The contemporary reader has become an omnivore because the literary jungle is free, and available. No longer are we constrained by the conservative tastes of the local bookseller. Indeed, a bookseller such as James Daunt – soon to be the managing director of Waterstone's – will actively sponsor literary experimentation among his clientele, as good booksellers have always done.

The IT revolution has done something else to the parameters of British literary preference. Where once the book world was a closed shop patrolled by arbiters of taste such as Harold Nicolson and Philip Toynbee (the Observer) or Raymond Mortimer (the Sunday Times), now the shutters have come off all the doors and windows. At scores of literary festivals, and in countless informal venues, readers can encounter almost any writer they choose. They can listen and discriminate for themselves, released from the tyranny of the professionals. Literary power has shifted to the people and, every bit as important, English culture is being set free.
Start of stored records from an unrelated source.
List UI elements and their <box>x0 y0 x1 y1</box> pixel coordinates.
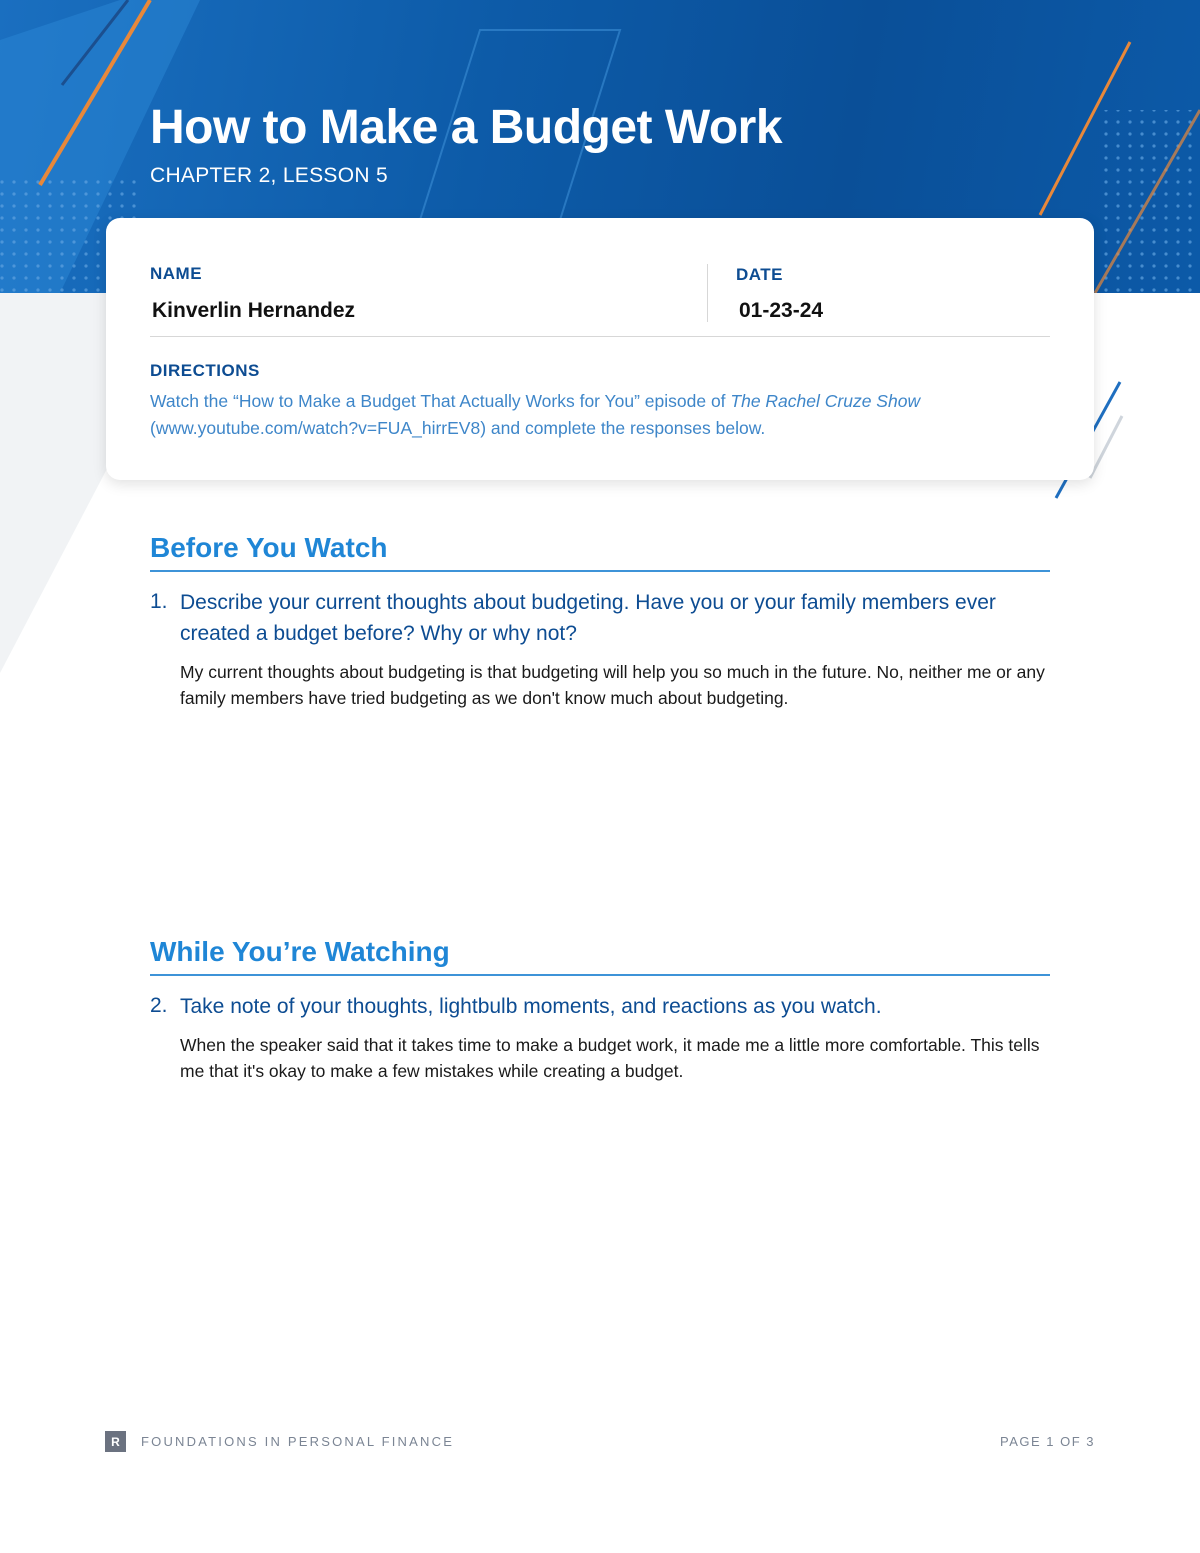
section-heading-while: While You’re Watching <box>150 936 450 967</box>
section-rule <box>150 974 1050 976</box>
ramsey-logo-icon: R <box>105 1431 126 1452</box>
date-field[interactable]: 01-23-24 <box>739 299 824 322</box>
card-divider <box>150 336 1050 337</box>
show-title: The Rachel Cruze Show <box>730 391 921 411</box>
question-text: Describe your current thoughts about budgeting. Have you or your family members ever created a budget before? Why or why not? <box>180 591 996 645</box>
directions-text-start: Watch the “How to Make a Budget That Actually Works for You” episode of <box>150 391 731 411</box>
side-decoration <box>0 293 110 693</box>
lesson-subtitle: CHAPTER 2, LESSON 5 <box>150 164 388 187</box>
answer-field[interactable]: When the speaker said that it takes time to make a budget work, it made me a little more comfortable. This tells me that it's okay to make a few mistakes while creating a budget. <box>180 1035 1040 1081</box>
question-number: 1. <box>150 590 168 613</box>
field-divider <box>707 264 708 322</box>
question-text: Take note of your thoughts, lightbulb moments, and reactions as you watch. <box>180 995 882 1018</box>
footer-course-name: FOUNDATIONS IN PERSONAL FINANCE <box>141 1434 455 1449</box>
name-label: NAME <box>150 264 203 283</box>
date-label: DATE <box>736 265 784 284</box>
name-field[interactable]: Kinverlin Hernandez <box>152 299 356 322</box>
answer-field[interactable]: My current thoughts about budgeting is that budgeting will help you so much in the future. No, neither me or any family members have tried budgeting as we don't know much about budgeting. <box>180 662 1045 708</box>
page-number: PAGE 1 OF 3 <box>999 1434 1095 1449</box>
section-rule <box>150 570 1050 572</box>
student-info-card <box>106 218 1094 480</box>
directions-label: DIRECTIONS <box>150 361 260 380</box>
directions-text <box>150 388 1050 442</box>
page-title: How to Make a Budget Work <box>150 101 783 154</box>
directions-text-end: (www.youtube.com/watch?v=FUA_hirrEV8) and complete the responses below. <box>150 418 766 438</box>
section-heading-before: Before You Watch <box>150 532 388 563</box>
question-number: 2. <box>150 994 168 1017</box>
Release readers from the restrictions of fashion and snobbery and what do you find? Koalas becoming goats. A generation of omnivores for whom that old eucalyptus diet is not enough. This is not just confined to books. The idea of an "open" culture, partly sponsored by an "open" web, gives equal weight to many competing genres: manga novels, films, TV documentaries, magazine journalism, short stories, audiobooks, poetry apps, blogs, even YouTube video clips. Your contemporary goat will omnivorously devour all of these, possibly while watching Twenty20 cricket and listening to the latest i-Tunes download. In the mind of the omnivore, the book is no longer an exclusive phenomenon.

Not much of this is really new, though it can feel that way, especially if you're over 40. The first Elizabethans were also enthusiastic omnivores, drawing on an incredible range of sources, high and lowbrow, to find self-expression in many styles that are now lost or forgotten. Shakespeare, who wrote of his character Holofernes that he was "eating paper and drinking ink", is an exemplary omnivore. Today, the man from Stratford would be in his element, running Globe Films, a small production company, and living in some style with a dark lady in the Hollywood Hills.

Has Keri got a bone to pick with VS Naipaul!

VS Naipaul's remarks about Jane Austen and other female writers have finally stirred a fellow Booker prize winner – who has been silent for decades – into action. Keri The Bone People Hulme, who lives on the South Island of New Zealand amid sheep and fisher folk, has told her New Zealand audience: "VS Naipaul is a misogynist prick whose works are dying. He accurately foresaw their relevance three decades ago: 'They will not survive me.' As he ages, his nasty behaviour - and judgments - become ever more wince-making. Many thousand women writers both outrank and will out-survive this slug." The language of literary criticism clearly has a different register in the Antipodes, but Hulme's indignation was shared by many of the guests, some in ebullient spirits, at a gathering prior to the Orange prize.

Téa's Tiger feat walks away with the prize

And so to London's Festival Hall for the 16th year of the Orange prize, Britain's popular and reader-friendly prize for fiction. Orange's global reach now rivals Booker and the international shortlist, from Aminatta Forna to Nicole Krauss, reflected that. True to form, the favourite, Emma Donoghue's Room, was pipped at the post. The Tiger's Wife by Serbian-American Téa Obreht is a powerful account of the Balkan war, a novel acclaimed by prize chair Bettany Hughes as the work of "a truly exciting new talent". Among the onlookers, Tim Waterstone was talking up the appointment of James Daunt to the ailing book chain and Obreht's publisher, Weidenfeld, celebrated its good fortune. Obreht is the youngest-ever winner of this important trophy. For her, in a changing marketplace, the future's bright.